Owen studied them. He always felt a little stupid in the Skyward. Dr. Diamond had said that there were at least five different kinds of time and that was why there were five clocks, but Owen didn't really understand it.

"The clocks are slowing down," Dr. Diamond said, "and that should be impossible. And now a message from my old friend the Sub-Commandant. What does he say, Cati?"

Cati told the doctor how they had found the message scratched on the table, and showed him the cornflower brooch.

34

"Yes, of course," Dr. Diamond said softly. "Your mother used to wear it. She looked very beautiful."

"Did she?" Cati said.

"Yes." Diamond ruffled Cati's hair fondly.

Owen had never thought about Cati having a mother before. He wondered where she was and what had happened to her. But now was not the time to ask. He told Dr. Diamond what had been scratched in the table.

"City of Time?" Diamond said sharply. "Are you sure it said City of Time? Those words exactly?"

"Yes," Owen said.

Dr. Diamond got up and began to pace. "City of Time and not enough time," he repeated to himself. "Obviously, he didn't have the strength to spell out exactly what he meant.

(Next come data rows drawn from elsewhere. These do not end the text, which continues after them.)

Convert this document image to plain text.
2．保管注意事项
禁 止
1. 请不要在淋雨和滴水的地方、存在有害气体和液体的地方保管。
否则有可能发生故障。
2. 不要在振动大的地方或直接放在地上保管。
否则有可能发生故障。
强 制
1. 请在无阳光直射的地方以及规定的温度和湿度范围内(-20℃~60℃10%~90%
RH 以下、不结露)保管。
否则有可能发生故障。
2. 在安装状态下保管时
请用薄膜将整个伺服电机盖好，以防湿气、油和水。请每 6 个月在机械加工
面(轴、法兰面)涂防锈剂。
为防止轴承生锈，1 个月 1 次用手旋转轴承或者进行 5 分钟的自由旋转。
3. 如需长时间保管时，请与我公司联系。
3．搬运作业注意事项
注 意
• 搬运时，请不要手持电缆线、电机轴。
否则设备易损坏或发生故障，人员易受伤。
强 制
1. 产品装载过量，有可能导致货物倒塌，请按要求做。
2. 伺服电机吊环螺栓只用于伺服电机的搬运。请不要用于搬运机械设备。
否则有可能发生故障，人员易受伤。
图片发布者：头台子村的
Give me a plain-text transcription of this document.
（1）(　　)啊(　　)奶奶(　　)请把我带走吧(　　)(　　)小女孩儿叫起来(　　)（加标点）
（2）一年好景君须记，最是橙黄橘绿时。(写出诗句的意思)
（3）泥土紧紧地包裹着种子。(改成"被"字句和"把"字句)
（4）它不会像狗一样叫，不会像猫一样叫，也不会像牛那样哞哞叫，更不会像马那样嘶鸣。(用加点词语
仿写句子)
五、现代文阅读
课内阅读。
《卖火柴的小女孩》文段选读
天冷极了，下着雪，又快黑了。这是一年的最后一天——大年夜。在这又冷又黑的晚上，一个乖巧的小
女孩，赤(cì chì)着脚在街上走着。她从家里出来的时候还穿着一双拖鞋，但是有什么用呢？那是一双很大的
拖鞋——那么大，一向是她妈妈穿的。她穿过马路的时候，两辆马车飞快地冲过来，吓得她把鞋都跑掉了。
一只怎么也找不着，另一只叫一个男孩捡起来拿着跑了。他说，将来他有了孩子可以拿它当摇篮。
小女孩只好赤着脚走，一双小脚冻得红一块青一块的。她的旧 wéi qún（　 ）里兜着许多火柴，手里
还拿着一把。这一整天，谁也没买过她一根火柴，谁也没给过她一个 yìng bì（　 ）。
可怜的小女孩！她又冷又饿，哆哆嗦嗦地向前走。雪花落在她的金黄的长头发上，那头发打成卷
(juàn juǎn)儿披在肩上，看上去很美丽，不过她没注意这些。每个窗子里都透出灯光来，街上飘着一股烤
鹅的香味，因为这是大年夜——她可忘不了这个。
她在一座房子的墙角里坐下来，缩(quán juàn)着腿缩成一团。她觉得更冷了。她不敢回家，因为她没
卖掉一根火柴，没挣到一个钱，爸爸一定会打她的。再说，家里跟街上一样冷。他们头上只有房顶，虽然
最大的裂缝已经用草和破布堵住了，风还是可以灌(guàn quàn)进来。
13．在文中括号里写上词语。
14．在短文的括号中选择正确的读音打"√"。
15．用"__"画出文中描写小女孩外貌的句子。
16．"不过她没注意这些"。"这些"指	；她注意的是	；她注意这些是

It is a long while since I heard the City mentioned. And I wonder why we need a tempod? Wait here. ..."

With bewildering speed, he disappeared through the door at the back of the Skyward that led into his private quarters.

"What do we do now?" Owen said, staring after him.

"Don't know," Cati said. "It feels late. Are you going home?"

"No." He knew his mother would be asleep, unaware that he was out.

Cati sniffed the air. "You know what?"

"What?"

"You think Dr. Diamond would mind if we checked the cake?"